Young: The parallels of our business and personal lives

…each [entrepreneur] demonstrated the innovation and creativity in their personal missions to ‘make a difference’ in their world.

In the latter stages of last week, I spent a very interesting afternoon in a Westside coffeeshop  with three unique individuals who each seemed to blend together, prompting my thoughts today about the ‘art’ associated with creating an entrepreneurial idea.

I first sat down with a gentleman from New Zealand who kept me attentive with the oration of his multi-faceted background and the roads he has traveled to commence his own personal venture in our Okanagan.

Second, I met for the first-time also a young psychologist who moved here recently with his family from Chilliwack.

With his credentials and professional experience, he offered me some wonderful insights into ourselves and those around us in our daily lives.

Finally, in what was a real eyeopener, I was introduced to a gentleman from France who has moved to the Okanagan, soon to be joined by his family, to create his entrepreneurial dream in Canada.

That dream is to open a French pastry and chocolate factory, hopefully in West Kelowna.

This visionary has 8,000 original recipes which he wants to bring to his new shop.

It was interesting for me afterwards at how aligned with the entrepreneurial spirit each of these three men were, how each demonstrated the touchstones of innovation and creativity in their personal missions to ‘make a difference’ in their lives and their world.

It made me want to further illustrate the concept of the entrepreneurial idea as an art form, how the magic of the journey can evolve from absolutely any origin or form.

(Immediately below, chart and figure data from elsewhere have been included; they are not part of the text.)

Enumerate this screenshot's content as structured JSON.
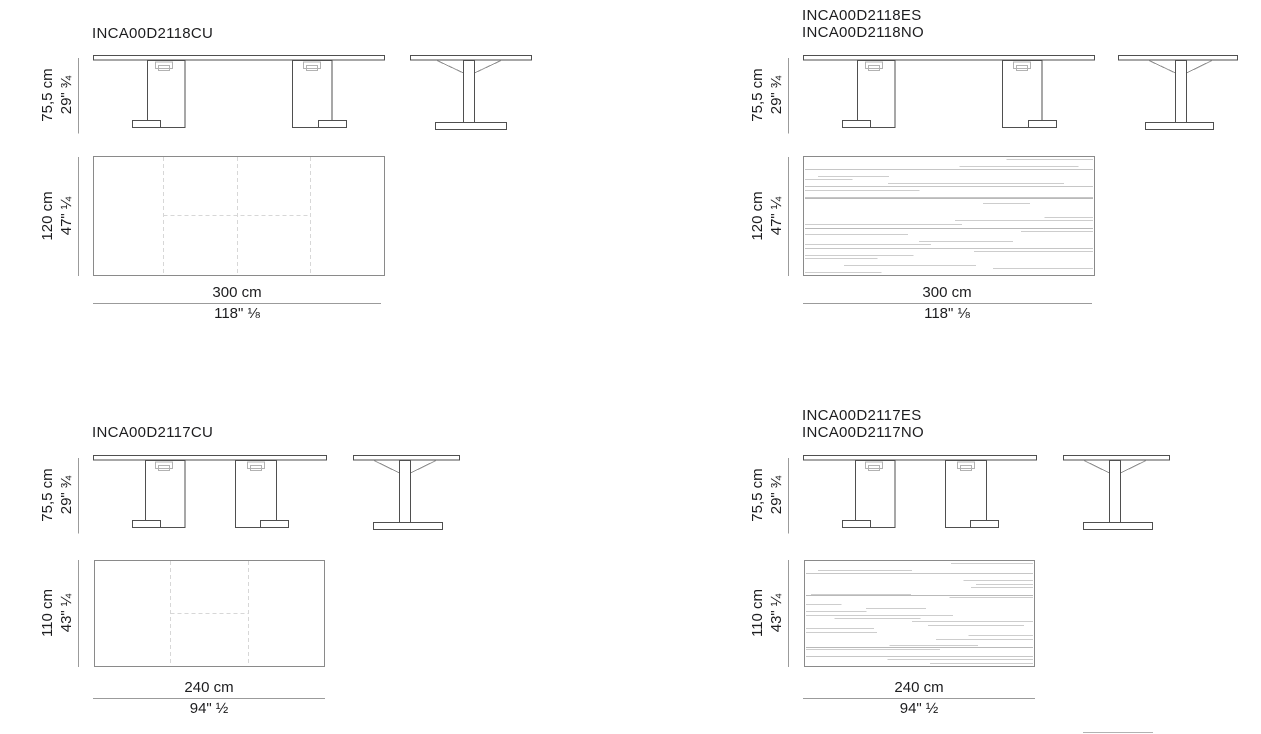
{
  "page": {
    "background": "#ffffff",
    "line_color": "#4f4f4f",
    "dim_line_color": "#9b9b9b",
    "dashed_line_color": "#d7d7d7",
    "grain_color": "#cdcdcd"
  },
  "products": [
    {
      "panel": "top-left",
      "codes": [
        "INCA00D2118CU"
      ],
      "height": {
        "cm": "75,5 cm",
        "in": "29\"",
        "frac": "¾"
      },
      "depth": {
        "cm": "120 cm",
        "in": "47\"",
        "frac": "¼"
      },
      "length": {
        "cm": "300 cm",
        "in": "118\"",
        "frac": "⅛"
      },
      "top_finish": "plain-with-extension-seams"
    },
    {
      "panel": "top-right",
      "codes": [
        "INCA00D2118ES",
        "INCA00D2118NO"
      ],
      "height": {
        "cm": "75,5 cm",
        "in": "29\"",
        "frac": "¾"
      },
      "depth": {
        "cm": "120 cm",
        "in": "47\"",
        "frac": "¼"
      },
      "length": {
        "cm": "300 cm",
        "in": "118\"",
        "frac": "⅛"
      },
      "top_finish": "wood-grain"
    },
    {
      "panel": "bottom-left",
      "codes": [
        "INCA00D2117CU"
      ],
      "height": {
        "cm": "75,5 cm",
        "in": "29\"",
        "frac": "¾"
      },
      "depth": {
        "cm": "110 cm",
        "in": "43\"",
        "frac": "¼"
      },
      "length": {
        "cm": "240 cm",
        "in": "94\"",
        "frac": "½"
      },
      "top_finish": "plain-with-extension-seams"
    },
    {
      "panel": "bottom-right",
      "codes": [
        "INCA00D2117ES",
        "INCA00D2117NO"
      ],
      "height": {
        "cm": "75,5 cm",
        "in": "29\"",
        "frac": "¾"
      },
      "depth": {
        "cm": "110 cm",
        "in": "43\"",
        "frac": "¼"
      },
      "length": {
        "cm": "240 cm",
        "in": "94\"",
        "frac": "½"
      },
      "top_finish": "wood-grain"
    }
  ]
}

It seems even the best ideas for new products or services often come from a sense of frustration with the existing supply in the marketplace.

Entrepreneurship, in part, is the skill of connecting different patterns in order to create a product or service that is more useful or convenient while satisfying a want or need.

Consider these interesting keys to picking a winning entrepreneurial idea:

1. Know Thyself

A key variable here might be to ask where do you fall on the risk spectrum. For example, for most young aspiring entrepreneurs, who are starting out with little, might be in a position in life to take on an entrepreneurial risk.

2. What’s your angle?

Generally, good venture ideas fall into several categories—roll-ups, where disparate players in a given market are aggregated; creating the better widget, offering incremental improvements is where most first-time entrepreneurs focus their new-found fire; better, faster, cheaper, seeking new approaches but not always appropriate for entrepreneurial idea newcomers because it requires greater certainty of a ‘big vision and big staying power;’ a novel concept, ideas that create new markets;and geography, an idea that works in one location being expanded into a second location to further monopolize an existing market or to open in a new market.

3. Do the hard stuff first.

Personally, I tend to obsessed with rigorously evaluating new venture ideas. Part of my logic stems from the core essence of moving forward from idea to reach an entrepreneurial opportunity conclusion is the critical evaluation of an idea.

4. Look at lots of ideas.

The world is limitless for ideas. The trick is, finding the one or even two that are right for you.  As someone said,  “All of your ideas suck except the last one—the one you choose.”

5. Do it.

Get moving folks, and get answers that won’t come from sitting at your computer. Do your research with a sense or urgency to propel you to your entrepreneurial milestones.

Please remember this—deep down inside each of us burns an entrepreneurial spirit, the desire to explore and potentially embrace a new business venture the way you hope to run your personal life.

A successful venture means increasing the clients you have and a successful personal life to many of us, means increasing the number of friends and loved ones we can muster.

The parallels are endless between an entrepreneur’s personal and business lives. Being an entrepreneur is truly living a way of life.

Get yourself into the entrepreneurial mind-set  and you’ll have the art of the idea accomplished and the unmistakable power to make things happen.